Geçtiğimiz hafta yöneticileri hemşehrim olan bir dernek benzer bir iftar yemeği organizasyonu yapmış ve nezaket gereği beni de davet etmişlerdi. Çok uzakta olmasına karşın “Davete icabet etmek gerekir” düsturuyla bu güzel organizasyona katıldım. Mekan gayet güzel organizasyon böyle bir STK için gayet de güzeldi. Buradan tüm yönetim kurulu üyelerine ve emeği geçen herkese teşekkür ederim. Ellerinden gelenin en iyisini yapmışlar ve de yapmaya çalışmışlar.   Masalar tıpkı düğün organizasyonlarındaki gibi süslenmiş ve bir güzel hazırlanmış. İftar saatinden önce sıcak yemekler dışındaki tüm yiyecek ve içecekler masalara yerleştirilmiş.

İftar saati yaklaştıkça davetliler yavaş yavaş teşrif etmeye başladılar. Kimisi aileleri, eşleri çocukları, kimisi misafirleri ile gelmişti. Bu tür organizasyonların sevdiğim bir yönü de, insan uzun süredir göremediği dostlarını  görme şansını yakalıyor. Hele İstanbul gibi bir metropolde yaşıyorsanız bir başka şehirde yaşayan dostlarınızı İstanbul’da yaşayanlardan daha sık görebilirsiniz.   Bu durum sadece İstanbul için değil büyük şehirlerin hepsi için geçerli olan bir problemdir. İftar saati yaklaştıkça  salatalar, çorbalar, tatlılar vs. masalar donatılmaya devam etti. Masalar yavaş yavaş dolmaya başladı. Hoş beş, sohbet derken akşam ezanı da okundu. A a a a  o da ne. Yiyeceklerle donatılmış olan  masaların neredeyse yarısı hala boş değil mi?  Ben bir an durakladım, nasıl olur der gibi şöyle bir etrafa baktım. Ama maalesef başka gelen giden yoktu.  Uzatmayalım yemekler yenildi, dualar yapıldı, çaylar içildi… Derken sohbetlere başlandı. Ancak benim aklım hala masalarda bekleyen yemeklerdeydi.  Derken garsonlar masalara servis yapılmış olan tüm yiyecekleri toplamaya başladılar. Ancak kutu içeceklerin dışındaki yemek ve ekmeklerin tekrar servis edilme imkânı yoktu. Başımı çevirip etrafıma baktım  benim dışımda hiç kimse yemeklerin toplanışını izlemiyor ve akıbetini de merak etmiyordu. İşte o anda iştah ve zevk alarak yediğim iftar yemeğinin tıpkı bir değirmen taşı gibi yüreğime oturduğunu hissettim.  Ülkemizde ve dünyamızda bir dilim ekmeği bulamayan onca aç insan varken bizlerin bu nimetleri (söylemeye dilim varmıyor bağışlayın) çöpe atmaya hakkımız yoktur. 

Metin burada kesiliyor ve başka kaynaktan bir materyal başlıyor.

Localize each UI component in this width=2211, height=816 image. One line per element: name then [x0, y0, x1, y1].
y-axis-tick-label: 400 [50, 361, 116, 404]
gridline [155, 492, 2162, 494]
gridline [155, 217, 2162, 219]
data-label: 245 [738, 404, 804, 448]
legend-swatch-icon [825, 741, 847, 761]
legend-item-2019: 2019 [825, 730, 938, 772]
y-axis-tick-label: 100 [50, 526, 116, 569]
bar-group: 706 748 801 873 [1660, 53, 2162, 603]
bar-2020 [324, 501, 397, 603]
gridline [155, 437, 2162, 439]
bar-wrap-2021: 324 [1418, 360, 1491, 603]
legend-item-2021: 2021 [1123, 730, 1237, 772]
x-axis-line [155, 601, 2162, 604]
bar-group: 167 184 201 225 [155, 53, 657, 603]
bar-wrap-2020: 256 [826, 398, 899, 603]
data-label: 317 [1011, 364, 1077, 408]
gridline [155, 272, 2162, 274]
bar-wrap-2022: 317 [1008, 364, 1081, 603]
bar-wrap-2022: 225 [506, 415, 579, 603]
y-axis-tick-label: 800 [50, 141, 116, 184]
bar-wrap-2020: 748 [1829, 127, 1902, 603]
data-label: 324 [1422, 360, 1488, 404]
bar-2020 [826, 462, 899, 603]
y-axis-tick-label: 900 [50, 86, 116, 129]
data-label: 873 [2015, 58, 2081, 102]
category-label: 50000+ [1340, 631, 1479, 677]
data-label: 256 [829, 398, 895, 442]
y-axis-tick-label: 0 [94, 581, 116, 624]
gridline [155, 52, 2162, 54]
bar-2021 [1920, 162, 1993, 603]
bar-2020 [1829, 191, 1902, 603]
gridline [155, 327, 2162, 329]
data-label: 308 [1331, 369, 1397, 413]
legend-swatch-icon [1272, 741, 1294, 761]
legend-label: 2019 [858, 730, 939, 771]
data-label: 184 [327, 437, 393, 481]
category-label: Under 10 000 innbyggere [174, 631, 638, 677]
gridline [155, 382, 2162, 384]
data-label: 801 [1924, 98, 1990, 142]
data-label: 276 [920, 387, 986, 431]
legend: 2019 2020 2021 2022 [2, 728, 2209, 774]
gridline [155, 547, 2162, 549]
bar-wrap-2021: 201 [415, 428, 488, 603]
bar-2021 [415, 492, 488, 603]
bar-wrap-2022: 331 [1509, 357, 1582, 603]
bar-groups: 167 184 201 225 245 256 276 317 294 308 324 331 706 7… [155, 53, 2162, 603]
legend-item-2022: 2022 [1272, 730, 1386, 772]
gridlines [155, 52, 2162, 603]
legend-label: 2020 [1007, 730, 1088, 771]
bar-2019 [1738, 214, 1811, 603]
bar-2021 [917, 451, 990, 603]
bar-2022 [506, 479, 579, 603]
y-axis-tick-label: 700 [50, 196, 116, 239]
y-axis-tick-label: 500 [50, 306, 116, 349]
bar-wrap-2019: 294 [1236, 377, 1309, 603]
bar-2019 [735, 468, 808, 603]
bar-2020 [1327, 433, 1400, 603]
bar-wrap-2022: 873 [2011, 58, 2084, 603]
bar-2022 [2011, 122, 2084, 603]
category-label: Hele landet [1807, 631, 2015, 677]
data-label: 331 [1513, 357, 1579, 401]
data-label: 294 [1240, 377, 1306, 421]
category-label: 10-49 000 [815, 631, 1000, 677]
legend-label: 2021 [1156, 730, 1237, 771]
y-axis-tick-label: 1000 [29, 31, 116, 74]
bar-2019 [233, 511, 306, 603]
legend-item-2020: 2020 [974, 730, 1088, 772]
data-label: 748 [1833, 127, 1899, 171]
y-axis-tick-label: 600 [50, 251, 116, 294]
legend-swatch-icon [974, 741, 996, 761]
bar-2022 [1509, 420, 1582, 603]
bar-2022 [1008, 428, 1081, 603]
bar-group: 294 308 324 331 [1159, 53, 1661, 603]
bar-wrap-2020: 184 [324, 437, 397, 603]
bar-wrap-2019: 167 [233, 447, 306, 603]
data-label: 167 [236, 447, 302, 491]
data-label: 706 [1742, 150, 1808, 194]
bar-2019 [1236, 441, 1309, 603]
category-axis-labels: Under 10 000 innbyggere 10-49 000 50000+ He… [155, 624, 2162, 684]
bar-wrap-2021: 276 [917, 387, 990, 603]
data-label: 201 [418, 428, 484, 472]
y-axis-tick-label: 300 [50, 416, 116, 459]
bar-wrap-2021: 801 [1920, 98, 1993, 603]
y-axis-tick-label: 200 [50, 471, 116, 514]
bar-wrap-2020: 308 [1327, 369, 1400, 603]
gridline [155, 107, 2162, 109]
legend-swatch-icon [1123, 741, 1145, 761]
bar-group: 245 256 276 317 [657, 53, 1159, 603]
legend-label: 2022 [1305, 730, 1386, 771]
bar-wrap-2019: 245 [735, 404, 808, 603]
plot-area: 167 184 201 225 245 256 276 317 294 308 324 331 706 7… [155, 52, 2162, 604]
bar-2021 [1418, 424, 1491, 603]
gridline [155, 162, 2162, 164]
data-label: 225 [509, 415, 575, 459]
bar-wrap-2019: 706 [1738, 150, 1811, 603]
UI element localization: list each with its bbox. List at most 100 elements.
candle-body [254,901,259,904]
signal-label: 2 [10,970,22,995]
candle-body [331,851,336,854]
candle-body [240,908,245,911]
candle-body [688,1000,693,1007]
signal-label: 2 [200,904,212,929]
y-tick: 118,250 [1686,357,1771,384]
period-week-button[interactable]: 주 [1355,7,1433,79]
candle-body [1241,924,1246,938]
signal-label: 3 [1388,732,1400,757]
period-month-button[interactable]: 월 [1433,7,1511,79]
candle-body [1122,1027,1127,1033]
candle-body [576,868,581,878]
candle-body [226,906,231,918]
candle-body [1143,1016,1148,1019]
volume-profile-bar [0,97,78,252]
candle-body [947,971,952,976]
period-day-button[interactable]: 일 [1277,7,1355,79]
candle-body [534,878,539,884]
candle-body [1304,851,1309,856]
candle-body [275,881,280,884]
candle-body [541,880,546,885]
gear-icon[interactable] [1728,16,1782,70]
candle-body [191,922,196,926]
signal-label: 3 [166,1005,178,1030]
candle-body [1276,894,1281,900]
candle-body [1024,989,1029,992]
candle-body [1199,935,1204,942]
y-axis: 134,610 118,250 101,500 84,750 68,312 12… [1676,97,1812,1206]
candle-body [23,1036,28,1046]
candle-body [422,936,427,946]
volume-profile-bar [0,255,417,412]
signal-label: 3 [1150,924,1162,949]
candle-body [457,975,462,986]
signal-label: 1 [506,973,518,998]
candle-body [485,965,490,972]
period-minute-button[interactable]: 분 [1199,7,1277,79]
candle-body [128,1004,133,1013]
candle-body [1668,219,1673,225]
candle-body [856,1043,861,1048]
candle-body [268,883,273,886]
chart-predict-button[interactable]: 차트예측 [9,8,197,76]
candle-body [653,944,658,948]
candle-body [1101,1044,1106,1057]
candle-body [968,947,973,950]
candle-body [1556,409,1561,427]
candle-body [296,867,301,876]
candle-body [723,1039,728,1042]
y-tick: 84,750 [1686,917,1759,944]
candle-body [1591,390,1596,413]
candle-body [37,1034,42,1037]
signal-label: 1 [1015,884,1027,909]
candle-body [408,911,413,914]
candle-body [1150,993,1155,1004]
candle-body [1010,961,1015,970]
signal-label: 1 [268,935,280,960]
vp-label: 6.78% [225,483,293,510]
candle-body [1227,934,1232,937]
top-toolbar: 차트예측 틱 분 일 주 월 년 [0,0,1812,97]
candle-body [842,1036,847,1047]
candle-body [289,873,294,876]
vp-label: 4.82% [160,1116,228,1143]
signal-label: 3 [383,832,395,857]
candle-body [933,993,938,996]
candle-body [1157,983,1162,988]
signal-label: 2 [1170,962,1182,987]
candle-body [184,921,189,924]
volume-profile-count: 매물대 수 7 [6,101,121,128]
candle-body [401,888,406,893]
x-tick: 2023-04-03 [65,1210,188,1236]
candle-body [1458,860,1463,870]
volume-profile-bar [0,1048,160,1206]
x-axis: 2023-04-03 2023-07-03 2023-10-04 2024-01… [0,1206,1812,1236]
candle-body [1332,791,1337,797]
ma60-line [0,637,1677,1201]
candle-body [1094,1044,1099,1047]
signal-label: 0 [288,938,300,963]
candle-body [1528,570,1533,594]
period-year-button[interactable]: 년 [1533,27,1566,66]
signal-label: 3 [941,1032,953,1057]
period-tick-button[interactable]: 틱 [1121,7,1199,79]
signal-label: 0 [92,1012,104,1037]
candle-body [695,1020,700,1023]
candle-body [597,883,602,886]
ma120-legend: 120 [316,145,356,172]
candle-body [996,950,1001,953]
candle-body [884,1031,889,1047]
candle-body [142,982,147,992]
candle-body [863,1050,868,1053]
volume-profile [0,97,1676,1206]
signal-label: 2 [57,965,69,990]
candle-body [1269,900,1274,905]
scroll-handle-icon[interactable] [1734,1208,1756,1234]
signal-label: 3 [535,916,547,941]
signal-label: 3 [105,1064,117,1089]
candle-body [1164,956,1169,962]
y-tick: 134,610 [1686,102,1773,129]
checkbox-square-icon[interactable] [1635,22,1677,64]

Peki bunun sebebi neydi, neden bu güzel organizasyonda böyle bir hata yapılmıştı diye düşündüm. İşte o anda aklıma o üç harfli LCV (Lütfen Cevap Veriniz) geldi. Ne kadar güzel bir hatırlatma değil mi… Eğer davet ve organizasyonlarda yiyeceklerin çöpe atılmasını istemiyorsanız LCV. Böylece organizasyon sahipleri kesin katılımcı sahiplerini tam olarak tespit etmiş olurlar ve ona göre masa hazırlatırlar.  Sanırım o organizasyonda bu küçük detay atlanmıştı. Bazen bir organizasyonun güzelliği böylesi küçük detaylarda gizli olsa gerek.